Interesting point about streaming loaders, but surely in that case you'd just be loading to a one page buffer rather than loading to destination address? |
| |
Bitbreaker
Registered: Oct 2002 Posts: 508 |
I never used a buffer but was always depacking in place, yet however still with a small overlap. |
| |
Bitbreaker
Registered: Oct 2002 Posts: 508 |
Here is a first experimental test. At least my usual benchmark stuff passes, also overlap for normal cases decreased, possible that the the old algorithm did something wrong (or the new does, haha)
As said, highly experimental, hurt yourself at your own risk. One might want to feed more files to the testsuite in the benchmark folder. The checksums + sizes and loadaddresses are not automated yet, some sed wizardry should help out there soon.
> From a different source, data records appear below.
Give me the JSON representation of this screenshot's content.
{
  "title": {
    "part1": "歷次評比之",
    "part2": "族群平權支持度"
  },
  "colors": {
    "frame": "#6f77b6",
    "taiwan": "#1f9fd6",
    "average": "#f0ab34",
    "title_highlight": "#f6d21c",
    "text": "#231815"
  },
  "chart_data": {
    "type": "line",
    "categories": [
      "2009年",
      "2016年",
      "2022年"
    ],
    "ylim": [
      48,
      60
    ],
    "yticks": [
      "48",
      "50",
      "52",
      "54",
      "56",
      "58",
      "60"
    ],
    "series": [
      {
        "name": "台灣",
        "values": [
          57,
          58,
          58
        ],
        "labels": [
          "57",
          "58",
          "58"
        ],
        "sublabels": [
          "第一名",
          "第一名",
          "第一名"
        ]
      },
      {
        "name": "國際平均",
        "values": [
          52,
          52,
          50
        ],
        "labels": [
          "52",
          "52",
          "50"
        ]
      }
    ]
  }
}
Now, with the end address check the non overflowing case on the dst-pointer addition is favoured and thus one cycled saved compared to the standard version. |
| |
Bitbreaker
Registered: Oct 2002 Posts: 508 |
There's one problem with the in place decompression arising:
If you happen to have the source data not in place but at some other location in mem, the last literal will not be copied, unless you include it as a literal sequence into the control stream. Then however, if a file ends with a literal, the end check is missed when it is only done upon matches. Means: one has to either add another bogus match which makes the depacked data 2 bytes longer, or test on both cases, what bloats and slows down the depacker. Also The old sentinel could be used for that. |
| |
ChristopherJam
Registered: Aug 2004 Posts: 1409 |
Well if the source data is not in place but at some other location in mem, then you're not doing in place decompression :P |
| |
Bitbreaker
Registered: Oct 2002 Posts: 508 |
Sure, but one might want to use the same decruncher code for both purposes, for e.g. in a demo ;-) |
| |
ChristopherJam
Registered: Aug 2004 Posts: 1409 |
Fair point! |
| |
Bitbreaker
Registered: Oct 2002 Posts: 508 |
For now, i decided to add the check back in, that ends decrunching after a 257 byte match is decoded. This decreases speed slightly, but i have made other optimizations to compensate for more than that. |
| |
Martin Piper
Registered: Nov 2007 Posts: 726 |
LZMPi with -cu option:
https://github.com/martinpiper/C64Public/tree/master/bin
bytes
1 3,143
2 2,372
3 1,912
4 3,524
5 19,036
6 8,147
7 8,809
8 2,912
9 5,207 |
| |
ChristopherJam
Registered: Aug 2004 Posts: 1409 |
Oh, thanks for posting those.
How many cycles to decrunch? (or, speed in bytes per second produced or consumed, I can work out the rest from there) |
| |
Martin Piper
Registered: Nov 2007 Posts: 726 |
| file | cycles |
| 1.bin | 420115 |
| 2.bin | 264355 |
| 3.bin | 199139 |
| 4.bin | 311702 |
| 5.bin | 1930613 |
| 6.bin | 1063796 |
| 7.bin | 954401 |
| 8.bin | 288310 |
| 9.bin | 515944 |
I've been porting this to the Amiga for a self extracting executable, so got around to testing the cycle times for this data: https://github.com/martinpiper/C64Public/blob/master/Decompress.. |